Talk Title: Computational Approaches for Studying Dietary Behaviors with Digital Traces

Abstract: Human dietary habits shape our health, daily life, societies, the environment, and life on earth. However, it remains challenging to understand and attempt to change dietary behaviors using traditional methods due to
measurement and causal identification challenges.

In this talk, I will describe computational and causal approaches leveraging large-scale passively sensed digital traces to shed new light on our dietary behaviors and derive novel scientific insights. I study dietary behaviors in two contexts: campus-wide and worldwide, based on digital traces capturing behaviors of tens of thousands of people on campus and millions of internet users.

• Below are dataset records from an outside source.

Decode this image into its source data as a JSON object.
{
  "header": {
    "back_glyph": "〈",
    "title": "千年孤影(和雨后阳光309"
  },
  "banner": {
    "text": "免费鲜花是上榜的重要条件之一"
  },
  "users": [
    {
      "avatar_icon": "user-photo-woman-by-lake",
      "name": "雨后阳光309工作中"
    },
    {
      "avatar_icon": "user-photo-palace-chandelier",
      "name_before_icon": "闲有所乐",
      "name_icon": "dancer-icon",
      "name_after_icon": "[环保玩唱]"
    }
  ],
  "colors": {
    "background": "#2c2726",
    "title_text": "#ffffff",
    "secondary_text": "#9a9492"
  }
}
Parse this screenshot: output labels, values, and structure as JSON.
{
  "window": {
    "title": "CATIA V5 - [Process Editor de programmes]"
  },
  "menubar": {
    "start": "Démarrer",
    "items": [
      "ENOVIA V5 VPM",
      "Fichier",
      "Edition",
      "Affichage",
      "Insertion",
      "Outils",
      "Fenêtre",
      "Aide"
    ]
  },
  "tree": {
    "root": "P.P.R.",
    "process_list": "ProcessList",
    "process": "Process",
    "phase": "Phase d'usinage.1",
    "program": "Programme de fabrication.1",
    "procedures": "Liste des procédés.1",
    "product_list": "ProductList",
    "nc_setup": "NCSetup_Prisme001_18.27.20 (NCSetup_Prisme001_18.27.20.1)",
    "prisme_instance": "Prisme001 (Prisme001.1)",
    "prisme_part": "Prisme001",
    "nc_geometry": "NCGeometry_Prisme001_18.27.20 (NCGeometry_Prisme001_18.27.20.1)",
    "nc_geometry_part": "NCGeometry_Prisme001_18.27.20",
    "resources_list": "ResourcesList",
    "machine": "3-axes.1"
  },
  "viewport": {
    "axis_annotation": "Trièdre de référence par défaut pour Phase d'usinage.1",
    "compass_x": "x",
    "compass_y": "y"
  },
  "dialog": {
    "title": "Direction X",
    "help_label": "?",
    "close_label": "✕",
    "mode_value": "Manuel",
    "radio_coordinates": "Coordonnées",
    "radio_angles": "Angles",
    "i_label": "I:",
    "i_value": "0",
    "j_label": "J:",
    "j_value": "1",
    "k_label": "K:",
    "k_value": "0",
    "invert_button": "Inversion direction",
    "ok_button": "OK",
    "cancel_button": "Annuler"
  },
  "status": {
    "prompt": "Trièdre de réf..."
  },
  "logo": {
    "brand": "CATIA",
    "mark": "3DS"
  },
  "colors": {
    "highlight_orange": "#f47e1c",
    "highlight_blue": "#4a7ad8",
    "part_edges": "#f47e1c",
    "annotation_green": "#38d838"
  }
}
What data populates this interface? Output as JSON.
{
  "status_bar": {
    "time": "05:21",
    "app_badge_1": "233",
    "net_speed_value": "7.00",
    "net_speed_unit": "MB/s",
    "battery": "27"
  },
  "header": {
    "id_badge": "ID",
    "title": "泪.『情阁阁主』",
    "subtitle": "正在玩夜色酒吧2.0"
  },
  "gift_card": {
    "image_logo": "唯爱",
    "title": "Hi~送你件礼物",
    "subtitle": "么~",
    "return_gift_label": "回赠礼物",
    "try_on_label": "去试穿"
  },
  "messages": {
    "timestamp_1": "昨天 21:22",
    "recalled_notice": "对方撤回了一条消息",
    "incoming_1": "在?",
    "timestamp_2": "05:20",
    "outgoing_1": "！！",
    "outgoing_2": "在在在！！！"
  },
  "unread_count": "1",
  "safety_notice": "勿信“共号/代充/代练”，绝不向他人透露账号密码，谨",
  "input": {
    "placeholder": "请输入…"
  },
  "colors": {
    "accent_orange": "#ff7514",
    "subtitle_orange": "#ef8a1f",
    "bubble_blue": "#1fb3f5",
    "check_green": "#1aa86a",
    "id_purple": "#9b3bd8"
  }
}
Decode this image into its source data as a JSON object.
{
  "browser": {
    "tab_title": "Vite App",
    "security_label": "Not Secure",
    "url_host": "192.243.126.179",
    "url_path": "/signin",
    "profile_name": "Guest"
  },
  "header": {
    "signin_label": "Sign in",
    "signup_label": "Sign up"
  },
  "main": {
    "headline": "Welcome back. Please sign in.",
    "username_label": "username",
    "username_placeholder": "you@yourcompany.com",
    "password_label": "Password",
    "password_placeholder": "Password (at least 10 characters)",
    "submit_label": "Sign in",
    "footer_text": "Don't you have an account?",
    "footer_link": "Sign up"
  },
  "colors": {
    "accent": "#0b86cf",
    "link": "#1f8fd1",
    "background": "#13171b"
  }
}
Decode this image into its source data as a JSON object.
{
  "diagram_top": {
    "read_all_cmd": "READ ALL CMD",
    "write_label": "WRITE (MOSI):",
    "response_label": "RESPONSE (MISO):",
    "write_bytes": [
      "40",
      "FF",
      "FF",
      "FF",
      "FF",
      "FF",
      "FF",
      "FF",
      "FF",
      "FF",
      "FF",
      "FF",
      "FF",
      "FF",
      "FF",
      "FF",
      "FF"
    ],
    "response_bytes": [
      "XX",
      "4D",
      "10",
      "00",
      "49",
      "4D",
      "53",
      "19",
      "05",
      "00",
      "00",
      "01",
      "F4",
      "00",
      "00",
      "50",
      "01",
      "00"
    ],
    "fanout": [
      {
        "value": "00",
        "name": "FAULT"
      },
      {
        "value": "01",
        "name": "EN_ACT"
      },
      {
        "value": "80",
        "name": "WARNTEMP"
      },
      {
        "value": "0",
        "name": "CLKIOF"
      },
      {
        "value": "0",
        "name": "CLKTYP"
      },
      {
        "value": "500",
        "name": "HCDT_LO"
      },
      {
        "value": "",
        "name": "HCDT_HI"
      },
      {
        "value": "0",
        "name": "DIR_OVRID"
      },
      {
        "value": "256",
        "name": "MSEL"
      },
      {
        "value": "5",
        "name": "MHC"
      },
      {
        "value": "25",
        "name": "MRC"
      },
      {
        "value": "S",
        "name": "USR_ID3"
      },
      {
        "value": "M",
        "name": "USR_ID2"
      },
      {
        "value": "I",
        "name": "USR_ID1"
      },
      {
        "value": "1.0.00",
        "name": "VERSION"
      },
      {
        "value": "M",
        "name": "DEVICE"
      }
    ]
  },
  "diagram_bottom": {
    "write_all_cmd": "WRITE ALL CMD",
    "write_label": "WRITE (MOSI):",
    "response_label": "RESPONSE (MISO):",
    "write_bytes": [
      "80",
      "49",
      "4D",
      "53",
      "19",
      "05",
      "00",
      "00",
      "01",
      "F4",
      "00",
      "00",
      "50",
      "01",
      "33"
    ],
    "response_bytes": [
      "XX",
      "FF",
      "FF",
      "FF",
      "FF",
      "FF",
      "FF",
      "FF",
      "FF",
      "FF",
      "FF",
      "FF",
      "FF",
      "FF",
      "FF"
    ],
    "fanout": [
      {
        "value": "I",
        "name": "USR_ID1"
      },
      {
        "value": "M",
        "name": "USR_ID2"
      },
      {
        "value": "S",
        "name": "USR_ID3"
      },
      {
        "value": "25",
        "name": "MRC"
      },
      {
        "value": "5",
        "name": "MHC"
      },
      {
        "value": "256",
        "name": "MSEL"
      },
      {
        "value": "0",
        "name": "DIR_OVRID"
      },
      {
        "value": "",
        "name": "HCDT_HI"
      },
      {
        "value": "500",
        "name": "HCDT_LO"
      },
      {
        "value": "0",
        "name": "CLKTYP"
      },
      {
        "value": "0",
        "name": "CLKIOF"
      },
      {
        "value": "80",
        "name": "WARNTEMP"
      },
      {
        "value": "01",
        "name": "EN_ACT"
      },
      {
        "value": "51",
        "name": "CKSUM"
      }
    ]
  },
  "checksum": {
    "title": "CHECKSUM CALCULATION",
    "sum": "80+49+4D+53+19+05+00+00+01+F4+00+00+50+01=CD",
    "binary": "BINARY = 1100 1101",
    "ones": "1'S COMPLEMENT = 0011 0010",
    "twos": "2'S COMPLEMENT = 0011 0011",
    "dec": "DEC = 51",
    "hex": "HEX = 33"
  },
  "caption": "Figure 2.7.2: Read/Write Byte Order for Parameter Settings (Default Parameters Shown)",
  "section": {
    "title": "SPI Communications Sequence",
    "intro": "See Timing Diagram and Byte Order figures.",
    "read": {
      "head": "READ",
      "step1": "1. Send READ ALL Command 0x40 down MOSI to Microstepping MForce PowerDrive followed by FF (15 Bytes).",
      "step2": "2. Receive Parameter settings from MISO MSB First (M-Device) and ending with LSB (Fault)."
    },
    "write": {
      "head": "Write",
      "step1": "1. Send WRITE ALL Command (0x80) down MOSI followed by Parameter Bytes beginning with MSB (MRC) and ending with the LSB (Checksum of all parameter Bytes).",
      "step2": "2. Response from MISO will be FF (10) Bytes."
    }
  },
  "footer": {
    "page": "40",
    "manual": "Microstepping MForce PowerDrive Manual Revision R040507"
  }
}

First, I will present studies based on situated on-campus food purchase logs. The first study reveals how, when a person acquires a new eating partner on campus or has a meal together, the healthiness of their food choice shifts significantly in the direction of their new eating partner’s dietary patterns. Second, I will describe a study leveraging online information-seeking traces (Google search query logs). Studying worldwide dietary behaviors, I identify and describe global shifts in dietary interests during the first wave of the COVID-19 pandemic. Third, I critically investigate the limits to how much computational approaches can reveal about dietary behaviors in the general population. I outline a framework for reasoning about biases of digital traces and present a case study of food consumption in Switzerland.

Overall, these novel scientific findings and methodological advances contribute to the existing knowledge about human dietary behaviors and inform the design of food systems, policies, and interventions.